Daughters of Lilith
Ori van Gelderen
Antwerpen Belgium

About
My work explores grotesque embodiment, mythology, transformation, and emotional worldbuilding through installation, sculpture, ceramics, painting, and mixed media. I create immersive symbolic environments where beauty and horror, vulnerability and protection, softness and violence can exist simultaneously without needing resolution.
Drawing from feminist theory, Jewish mysticism, Japanese folklore, bodily experience, and contemporary visual culture, I use recurring creatures, masks, bodily forms, and ritual-like spaces to explore femininity as something unstable, emotional, transformative, and deeply physical. My installations often function as emotional ecosystems or temporary temples where viewers can physically enter symbolic environments shaped by pain, desire, memory, transformation, and contradiction.

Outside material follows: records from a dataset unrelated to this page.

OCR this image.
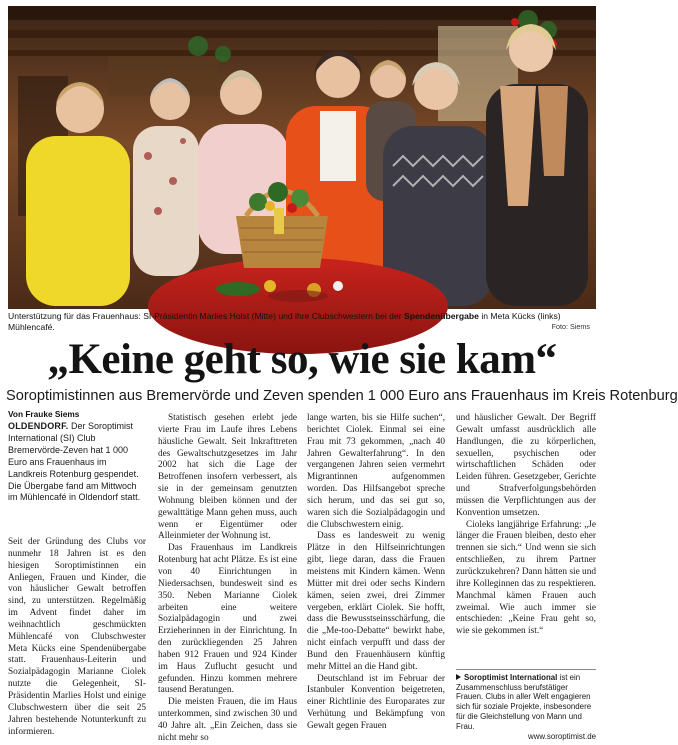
Unterstützung für das Frauenhaus: SI-Präsidentin Marlies Holst (Mitte) und ihre Clubschwestern bei der Spendenübergabe in Meta Kücks (links) Mühlencafé.	Foto: Siems
„Keine geht so, wie sie kam“
Soroptimistinnen aus Bremervörde und Zeven spenden 1 000 Euro ans Frauenhaus im Kreis Rotenburg
Von Frauke Siems
OLDENDORF. Der Soroptimist International (SI) Club Bremervörde-Zeven hat 1 000 Euro ans Frauenhaus im Landkreis Rotenburg gespendet. Die Übergabe fand am Mittwoch im Mühlencafé in Oldendorf statt.

Seit der Gründung des Clubs vor nunmehr 18 Jahren ist es den hiesigen Soroptimistinnen ein Anliegen, Frauen und Kinder, die von häuslicher Gewalt betroffen sind, zu unterstützen. Regelmäßig im Advent findet daher im weihnachtlich geschmückten Mühlencafé von Clubschwester Meta Kücks eine Spendenübergabe statt. Frauenhaus-Leiterin und Sozialpädagogin Marianne Ciolek nutzte die Gelegenheit, SI-Präsidentin Marlies Holst und einige Clubschwestern über die seit 25 Jahren bestehende Notunterkunft zu informieren.

Statistisch gesehen erlebt jede vierte Frau im Laufe ihres Lebens häusliche Gewalt. Seit Inkrafttreten des Gewaltschutzgesetzes im Jahr 2002 hat sich die Lage der Betroffenen insofern verbessert, als sie in der gemeinsam genutzten Wohnung bleiben können und der gewalttätige Mann gehen muss, auch wenn er Eigentümer oder Alleinmieter der Wohnung ist.

Das Frauenhaus im Landkreis Rotenburg hat acht Plätze. Es ist eine von 40 Einrichtungen in Niedersachsen, bundesweit sind es 350. Neben Marianne Ciolek arbeiten eine weitere Sozialpädagogin und zwei Erzieherinnen in der Einrichtung. In den zurückliegenden 25 Jahren haben 912 Frauen und 924 Kinder im Haus Zuflucht gesucht und gefunden. Hinzu kommen mehrere tausend Beratungen.

Die meisten Frauen, die im Haus unterkommen, sind zwischen 30 und 40 Jahre alt. „Ein Zeichen, dass sie nicht mehr so

lange warten, bis sie Hilfe suchen“, berichtet Ciolek. Einmal sei eine Frau mit 73 gekommen, „nach 40 Jahren Gewalterfahrung“. In den vergangenen Jahren seien vermehrt Migrantinnen aufgenommen worden. Das Hilfsangebot spreche sich herum, und das sei gut so, waren sich die Sozialpädagogin und die Clubschwestern einig.

Dass es landesweit zu wenig Plätze in den Hilfseinrichtungen gibt, liege daran, dass die Frauen meistens mit Kindern kämen. Wenn Mütter mit drei oder sechs Kindern kämen, seien zwei, drei Zimmer vergeben, erklärt Ciolek. Sie hofft, dass die Bewusstseinsschärfung, die die „Me-too-Debatte“ bewirkt habe, nicht einfach verpufft und dass der Bund den Frauenhäusern künftig mehr Mittel an die Hand gibt.

Deutschland ist im Februar der Istanbuler Konvention beigetreten, einer Richtlinie des Europarates zur Verhütung und Bekämpfung von Gewalt gegen Frauen

und häuslicher Gewalt. Der Begriff Gewalt umfasst ausdrücklich alle Handlungen, die zu körperlichen, sexuellen, psychischen oder wirtschaftlichen Schäden oder Leiden führen. Gesetzgeber, Gerichte und Strafverfolgungsbehörden müssen die Verpflichtungen aus der Konvention umsetzen.

Cioleks langjährige Erfahrung: „Je länger die Frauen bleiben, desto eher trennen sie sich.“ Und wenn sie sich entschließen, zu ihrem Partner zurückzukehren? Dann hätten sie und ihre Kolleginnen das zu respektieren. Manchmal kämen Frauen auch zweimal. Wie auch immer sie entschieden: „Keine Frau geht so, wie sie gekommen ist.“

Soroptimist International ist ein Zusammenschluss berufstätiger Frauen. Clubs in aller Welt engagieren sich für soziale Projekte, insbesondere für die Gleichstellung von Mann und Frau.
www.soroptimist.de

Rather than creating fixed narratives, I am interested in building worlds where bodily realities that are often hidden or socially controlled can exist openly. Through grotesque imagery and artistic worldbuilding, I attempt to create spaces where emotional truth, vulnerability, monstrosity, and self-authorship become visible simultaneously.
Project
Daughters of Lilith explores grotesque embodiment, mythology, and emotional worldbuilding through installation, sculpture, ceramics, painting, and mixed media. Drawing from feminist theory, Jewish mysticism, bodily experience, and Japanese folklore, the work creates immersive symbolic environments where beauty, horror, vulnerability, and transformation coexist. Through recurring creatures, masks, bodily forms, and ritual-like spaces, the project investigates femininity as unstable, emotional, and transformative. The installations function as emotional ecosystems that invite viewers to physically enter worlds shaped by contradiction, memory, pain, desire, and self authorship.